For this reason we have developed guidelines about how to deal with children, which we communicate to all of our participants who spend time with children, and we look into the way how children are attached to permanent staff at the projects. Several of our team members are professionally qualified in psychology and pedagogy. Please read more about this here.
We don't agree on a general rejection of volunteer placements with vulnerable children, as the projects we work with are in real need of the manpower achieved through volunteers. A lack of staff has the result that it is not possible to provide individual support to many children, which is not beneficial for their positive development. If there is more staff, more can be done... it is the HOW that decides if a volunteer placement with vulnerable children is of benefit to the children or harmful...
Short time volunteer placements can also be seen as an alternative form of a monetary donations, and to give international exposure to the projects. Through our short time participants, the projects primarily benefit financially (we pay a minimum of 50 usd of project donation per participant directly to the project - see below). Furthermore, many participants decide to donate more or to support the project from abroad. We support such initiatives of former participant (but also initiatives of anyone who wants to get involved even without being our participant), by providing free logistic support on location.
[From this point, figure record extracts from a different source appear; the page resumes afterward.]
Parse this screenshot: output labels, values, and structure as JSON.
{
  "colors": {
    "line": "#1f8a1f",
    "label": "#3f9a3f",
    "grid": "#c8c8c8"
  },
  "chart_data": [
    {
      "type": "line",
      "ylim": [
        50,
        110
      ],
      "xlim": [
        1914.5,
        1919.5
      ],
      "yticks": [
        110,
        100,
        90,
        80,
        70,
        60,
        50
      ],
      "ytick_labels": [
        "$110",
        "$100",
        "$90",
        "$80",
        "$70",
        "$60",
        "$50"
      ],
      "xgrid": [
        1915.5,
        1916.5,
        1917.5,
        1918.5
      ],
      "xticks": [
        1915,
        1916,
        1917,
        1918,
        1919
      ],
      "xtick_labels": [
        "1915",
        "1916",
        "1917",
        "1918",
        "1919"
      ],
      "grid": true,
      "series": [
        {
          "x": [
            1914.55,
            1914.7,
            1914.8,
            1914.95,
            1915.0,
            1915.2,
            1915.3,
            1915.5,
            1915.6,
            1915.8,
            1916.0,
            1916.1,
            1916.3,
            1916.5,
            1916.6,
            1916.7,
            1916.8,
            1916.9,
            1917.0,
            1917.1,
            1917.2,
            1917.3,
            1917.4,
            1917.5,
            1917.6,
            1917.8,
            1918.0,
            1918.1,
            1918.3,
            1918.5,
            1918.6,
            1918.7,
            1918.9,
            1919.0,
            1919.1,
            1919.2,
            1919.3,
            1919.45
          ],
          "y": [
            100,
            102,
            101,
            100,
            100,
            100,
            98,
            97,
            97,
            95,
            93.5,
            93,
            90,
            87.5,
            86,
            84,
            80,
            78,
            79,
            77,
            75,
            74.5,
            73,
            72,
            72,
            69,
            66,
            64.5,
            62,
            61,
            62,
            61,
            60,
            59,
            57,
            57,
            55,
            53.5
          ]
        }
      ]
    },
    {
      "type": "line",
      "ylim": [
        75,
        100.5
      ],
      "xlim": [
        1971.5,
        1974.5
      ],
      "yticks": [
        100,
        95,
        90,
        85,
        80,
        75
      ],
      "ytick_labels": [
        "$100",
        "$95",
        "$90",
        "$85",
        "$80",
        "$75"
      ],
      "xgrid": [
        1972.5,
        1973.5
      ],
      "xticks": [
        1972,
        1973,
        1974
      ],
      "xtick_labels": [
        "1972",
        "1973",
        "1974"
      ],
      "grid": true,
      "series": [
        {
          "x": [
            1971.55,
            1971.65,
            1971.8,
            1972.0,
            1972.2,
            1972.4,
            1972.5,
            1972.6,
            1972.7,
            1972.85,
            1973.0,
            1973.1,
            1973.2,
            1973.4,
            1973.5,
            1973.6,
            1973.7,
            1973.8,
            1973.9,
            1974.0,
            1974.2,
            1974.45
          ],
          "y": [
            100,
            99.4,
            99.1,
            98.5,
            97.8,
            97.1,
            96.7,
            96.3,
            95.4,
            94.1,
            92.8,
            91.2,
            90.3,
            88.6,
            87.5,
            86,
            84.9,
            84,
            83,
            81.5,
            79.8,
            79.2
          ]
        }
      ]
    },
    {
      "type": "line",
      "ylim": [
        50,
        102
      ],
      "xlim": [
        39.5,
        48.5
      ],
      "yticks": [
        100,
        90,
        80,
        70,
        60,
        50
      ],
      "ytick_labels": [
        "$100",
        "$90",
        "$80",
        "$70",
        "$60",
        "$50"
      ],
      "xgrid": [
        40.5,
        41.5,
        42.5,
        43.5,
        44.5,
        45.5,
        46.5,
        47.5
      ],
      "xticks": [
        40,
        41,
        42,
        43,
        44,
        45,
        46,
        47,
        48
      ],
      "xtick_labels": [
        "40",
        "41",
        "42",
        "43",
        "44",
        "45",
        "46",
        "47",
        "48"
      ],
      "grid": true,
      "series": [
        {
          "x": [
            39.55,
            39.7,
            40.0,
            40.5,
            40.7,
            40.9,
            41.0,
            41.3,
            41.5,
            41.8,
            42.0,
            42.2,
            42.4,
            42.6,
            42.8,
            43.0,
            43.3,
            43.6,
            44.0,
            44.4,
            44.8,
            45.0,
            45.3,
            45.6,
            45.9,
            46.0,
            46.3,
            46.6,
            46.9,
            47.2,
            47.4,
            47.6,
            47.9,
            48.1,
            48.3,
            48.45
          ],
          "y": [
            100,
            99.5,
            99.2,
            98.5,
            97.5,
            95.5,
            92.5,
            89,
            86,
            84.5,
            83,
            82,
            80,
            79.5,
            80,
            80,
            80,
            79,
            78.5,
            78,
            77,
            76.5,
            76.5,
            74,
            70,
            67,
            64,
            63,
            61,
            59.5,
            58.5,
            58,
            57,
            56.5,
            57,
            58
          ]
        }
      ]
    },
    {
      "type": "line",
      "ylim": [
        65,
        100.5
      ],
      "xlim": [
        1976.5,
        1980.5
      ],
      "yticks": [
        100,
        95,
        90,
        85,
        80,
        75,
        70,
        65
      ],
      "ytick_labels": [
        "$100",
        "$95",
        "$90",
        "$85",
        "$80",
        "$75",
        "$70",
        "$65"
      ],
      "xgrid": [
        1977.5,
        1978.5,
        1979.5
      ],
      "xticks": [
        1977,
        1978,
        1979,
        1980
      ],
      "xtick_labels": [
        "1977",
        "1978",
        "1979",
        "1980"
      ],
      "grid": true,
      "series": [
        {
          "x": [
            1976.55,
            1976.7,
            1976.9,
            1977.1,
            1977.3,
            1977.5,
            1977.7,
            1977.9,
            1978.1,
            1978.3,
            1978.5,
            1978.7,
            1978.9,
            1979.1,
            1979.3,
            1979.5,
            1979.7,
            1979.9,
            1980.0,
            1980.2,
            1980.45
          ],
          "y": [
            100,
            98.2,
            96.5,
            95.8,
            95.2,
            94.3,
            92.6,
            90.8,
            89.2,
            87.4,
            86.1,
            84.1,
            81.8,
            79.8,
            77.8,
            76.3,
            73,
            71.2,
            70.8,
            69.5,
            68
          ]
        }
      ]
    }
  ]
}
Many of our short-time participants also regularly return to "their" project or they decide to return at a later time, staying longer.
Additionally, when selecting local projects, we try to make sure that through the use of foreign volunteers no local jobs are being replaced.

4. Financial participation of the charitable organizations

project ranger in tsavo kenyaWe financially support the charitable organizations we work with and let them decide on the use of the contribution/donation.
We pay a contribution/donation of at least 50 USD per participant to the projects, that can make use of the amount depending on their own priorities. Other providers of volunteering/intenrship options do NOT pay anything to the projects, stating that "it is not sure how the money will be used". This is a colonial point of view, insinuating the local people in charge not to be able use money in an appropriate way or even to misuse it. If such providers have such little trust in the projects they work with, how can they seriously send young volunteers there?
Of course we remunerate all additional services that are provided by the local projects, such as supervising foreign interns (which means effort and time spent for a qualified work) in a fair way. We believe that fair business practices with the projects we work with are the base for a sustainable relationship with them. The same applies to further providers of services such as host families, drivers etc.
Please read here, why to pay for volunteering.
Information: Since October 2015, World Unite! is a founding member of an interest group of several providers of flexible volunteer work from the German-speaking countries, which has the aim to increase the quality and the sustainability of flexible volunteer work, and whose members want to oblige themselves to follow certain minimum standards.